The assessed FLR volume to avoid PLF should be at least 20% of total liver volume in healthy livers and 30–40% in diseased livers [59, 60]. Portal vein occlusion represents the gold standard technique to induce liver hypertrophy of the FLR, allowing a safe preservation of hepatic reserve to decrease the incidence of PLF [61].

7.4. Simultaneous Resections

Due to lack of evidence of combined liver and multivisceral resections, surgical approaches in these scenarios remain controversial.

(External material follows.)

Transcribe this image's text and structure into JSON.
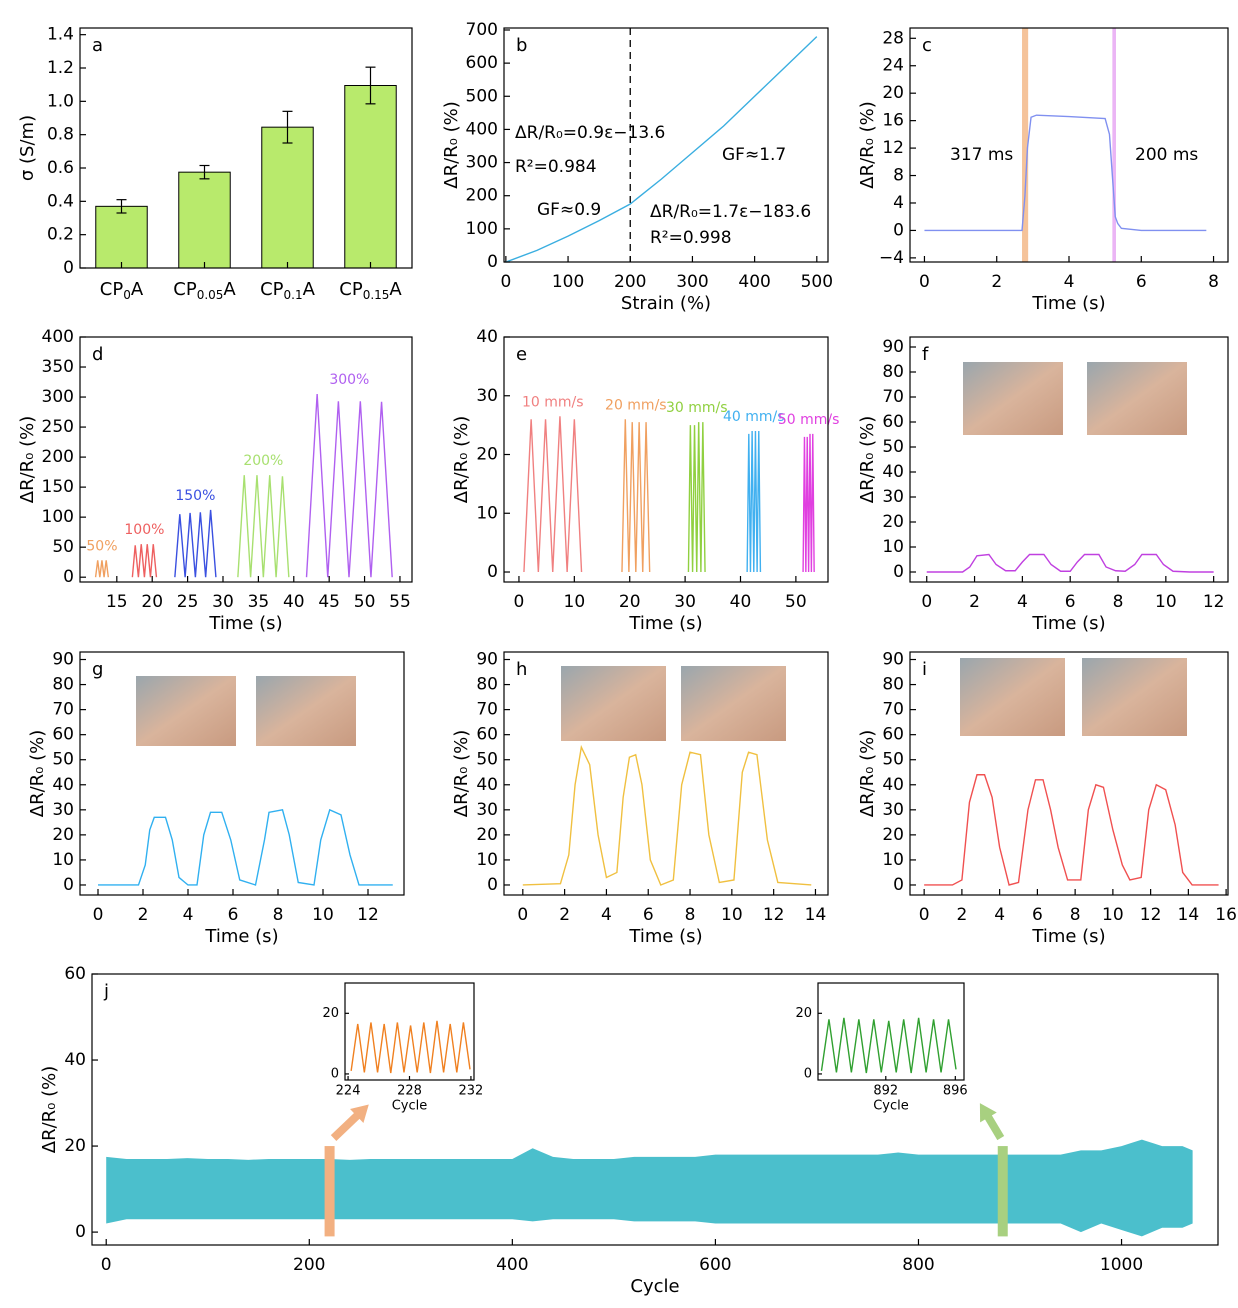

The largest experience comes from colorectal metastases. Many surgeons support a simultaneous approach as a safe treatment to liver metastases due to colorectal cancer [6264]. Weber et al. [62] in his series of 97 patients with synchronous colorectal liver metastases divided patients treated with simultaneous approach and those who underwent a delayed resection, showing that morbidity and mortality rates were similar in both groups. In the same line, de Santibañes et al. [63] presented 185 consecutive patients who underwent simultaneous colorectal and hepatic resection for colorectal malignancy with low rates of postoperative morbidity and mortality (20.5% and 1.08%, resp.). Viganò et al. [64] showed similar results regarding morbidity and mortality. Maybe the most controversial factor and predictor of postoperative poor prognostic is the need to perform an extended hepatectomy. Reddy et al. [65] found an increased mortality and severe morbidity compared to minor hepatectomy in his series of 610 patients who underwent simultaneous or staged resections.

Locally advanced gastric carcinoma can be also associated with multivisceral resection, with acceptable perioperative morbidity, mortality (1.9–15%), and 5-year survival (0–40%) [66]. A study showed that the most common combined resected organs were the spleen, pancreas, transverse colon, and liver and were not found to be predictors of poor survival on multivariate analysis [67].

Combined liver and multivisceral resections are infrequent procedures, which demand extensive experience and considerable surgical skills. The lack of experience in these aggressive surgeries justifies a careful selection of patients, considering their comorbidities and should be performed in high-volume centers.

Conflict of Interests

The authors declare that there is no conflict of interests regarding the publication of this paper.